Rendere la nostra vita armonica, e in quanto tale, bella, è un nobile obiettivo che probabilmente racchiude il senso ultimo delle cose.

Tuttavia la capacità di creare pace e armonia intorno a sé, richiede di averla trovata e sperimentata in prima persona, anche se ci vuole tempo, molto tempo per  imparare il “come”.

In questo contesto la ricerca di bellezza nel tratto fisico, esprime, nella maggior parte dei casi, desiderio di miglioramento e sete di bellezza dell’anima.

Vinci le rughe dell’anima, sii giovane per sempre

Anche l’anima può essere solcata da rughe. Rughe appena accennate o solchi profondi quanto è profondo il mare. Eppure anche queste rughe si possono cancellare. Ci vuole coraggio, molto coraggio, il coraggio di vivere pienamente.

A ben vedere, non ci è dato di sapere quanto sia il nostro tempo e se riusciamo ad assimilare veramente questo assunto, ci accorgiamo che viviamo gran parte della nostra vita “al risparmio”.

Risparmiamo energie perché poi ci stanchiamo, risparmiamo parole, per paura di sbagliare, risparmiamo coraggio per timore del giudizio e in sintesi, risparmiamo vita per paura della vita.

È come vivere una vita “in prestito” senza mai osare volontariamente di dare tutto.

Tuttavia, nella vita pare esistere un equilibrio conosciuto da pochi: solo quando diamo tutto, creiamo spazio vuoto in noi per accedere ad un’altra qualità.

Solo quando ci impegniamo al massimo, senza risparmiare risorse, quando raggiungiamo il limite apparente delle energie che conteniamo, solo allora, succede una “magia”: d’un tratto scopriamo un nuovo e insospettato serbatoio di risorse in noi.

È un poco come quando corriamo fino ad arrivare a sentirci stanchi.

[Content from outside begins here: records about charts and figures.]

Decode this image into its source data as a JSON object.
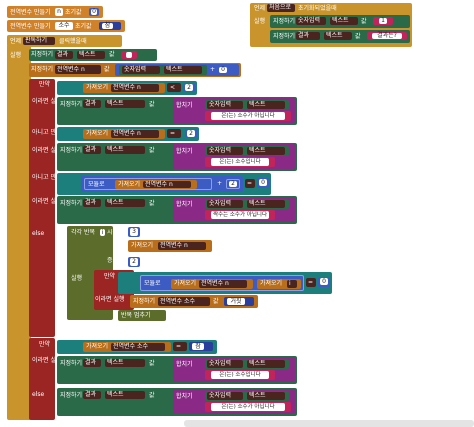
{
  "globals": [
    {
      "label": "전역변수 만들기",
      "name": "n",
      "init_label": "초기값",
      "value": "0"
    },
    {
      "label": "전역변수 만들기",
      "name": "소수",
      "init_label": "초기값",
      "value": "참"
    }
  ],
  "init_event": {
    "when": "언제",
    "screen": "처음으로",
    "event": "초기화되었을때",
    "do": "실행",
    "row1": {
      "set": "지정하기",
      "target": "숫자입력",
      "dot": ".",
      "prop": "텍스트",
      "to": "값",
      "value": "1"
    },
    "row2": {
      "set": "지정하기",
      "target": "결과",
      "dot": ".",
      "prop": "텍스트",
      "to": "값",
      "value": "결과는?"
    }
  },
  "click_event": {
    "when": "언제",
    "button": "판독하기",
    "event": "클릭했을때",
    "do": "실행",
    "set1": {
      "set": "지정하기",
      "target": "결과",
      "prop": "텍스트",
      "to": "값",
      "value": ""
    },
    "set2": {
      "set": "지정하기",
      "var": "전역변수 n",
      "to": "값",
      "obj": "숫자입력",
      "prop": "텍스트",
      "add": "0"
    },
    "if_label": "만약",
    "then_label": "이라면 실행",
    "elseif_label": "아니고 만약",
    "else_label": "else",
    "get_label": "가져오기",
    "var_n": "전역변수 n",
    "var_prime": "전역변수 소수",
    "join_label": "합치기",
    "cond1": {
      "op": "<",
      "num": "2"
    },
    "cond2": {
      "op": "=",
      "num": "2"
    },
    "cond3": {
      "mod": "모듈로",
      "op": "+",
      "num": "2",
      "eq": "=",
      "rhs": "0"
    },
    "msg_not_prime": "은(는) 소수가 아닙니다",
    "msg_prime": "은(는) 소수입니다",
    "msg_even": "짝수는 소수가 아닙니다",
    "loop": {
      "label": "각각 반복",
      "var": "i",
      "from": "시작",
      "from_val": "3",
      "to": "끝",
      "step": "증가",
      "step_val": "2"
    },
    "inner_if": {
      "mod": "모듈로",
      "var_i": "i",
      "eq": "=",
      "rhs": "0"
    },
    "set_prime_false": {
      "set": "지정하기",
      "var": "전역변수 소수",
      "to": "값",
      "value": "거짓"
    },
    "break": "반복 멈추기",
    "final_cond": {
      "op": "=",
      "value": "참"
    },
    "do_label": "실행",
    "result": "결과",
    "prop": "텍스트",
    "num_input": "숫자입력",
    "to": "값"
  }
}
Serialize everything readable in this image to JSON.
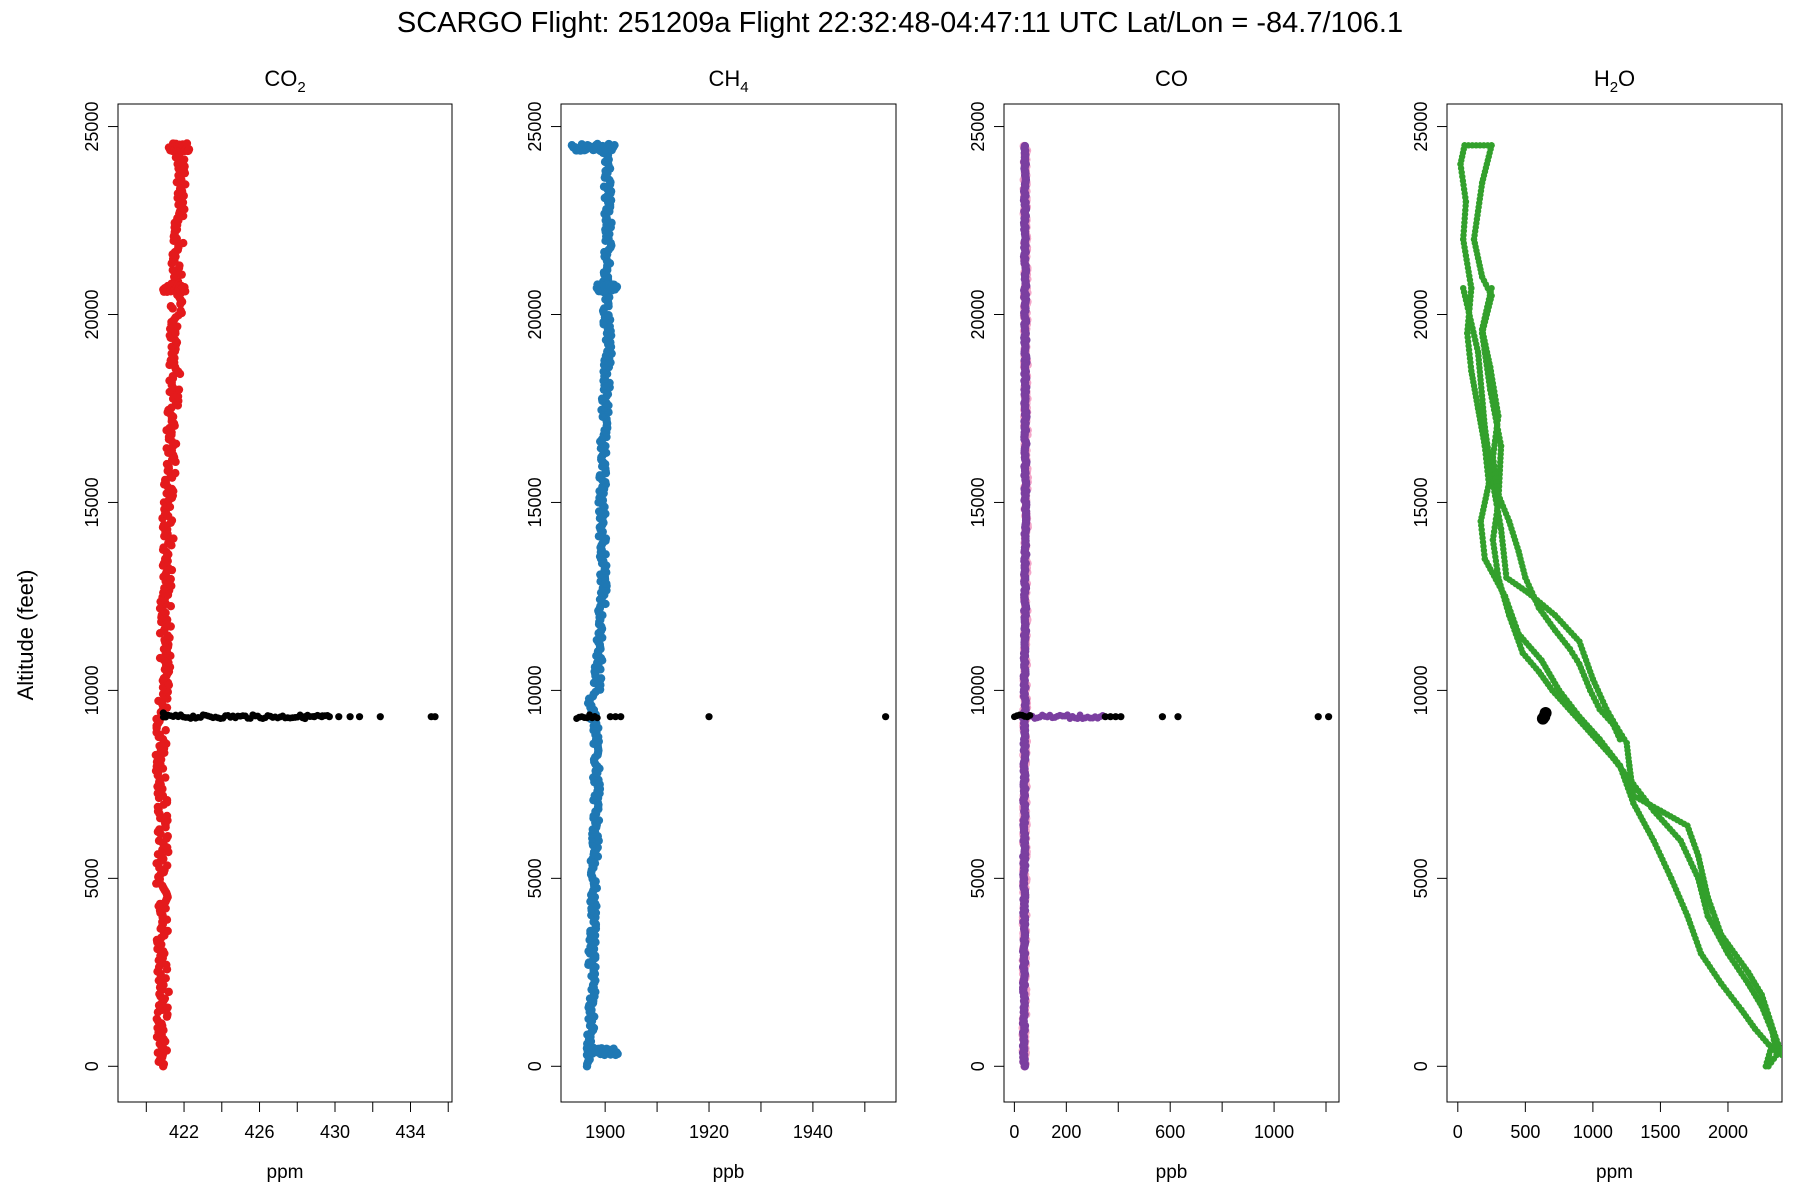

Ecco, in questi casi, se abbiamo la forza di rallentare un poco il passo, regolarizzare la respirazione, stare calmi e proseguire, succede che ritroviamo risorse per correre apparentemente all’infinito.

Mille volte pensiamo di essere al limite nella vita! Mille volte pensiamo di non farcela più. Eppure con calma e fiducia, è proprio in quei momenti che possiamo accedere a una maggiore intensità, maggiore pienezza e maggior bellezza.

Entrare nella vita ogni mattina con la gioia di scoprire, con il desiderio di gustare, soffrire, faticare, apprezzare ogni attimo, significa amare la vita.

Credete, vivere l’attimo presente intensamente è il miglior modo per cancellare le rughe dell’anima e rimanere giovani a prescindere dall’età scritta sulla nostra carta d’identità.

L’insaziabile desiderio di vita, genera vita, una vita che risplende anche nel nostro incarnato.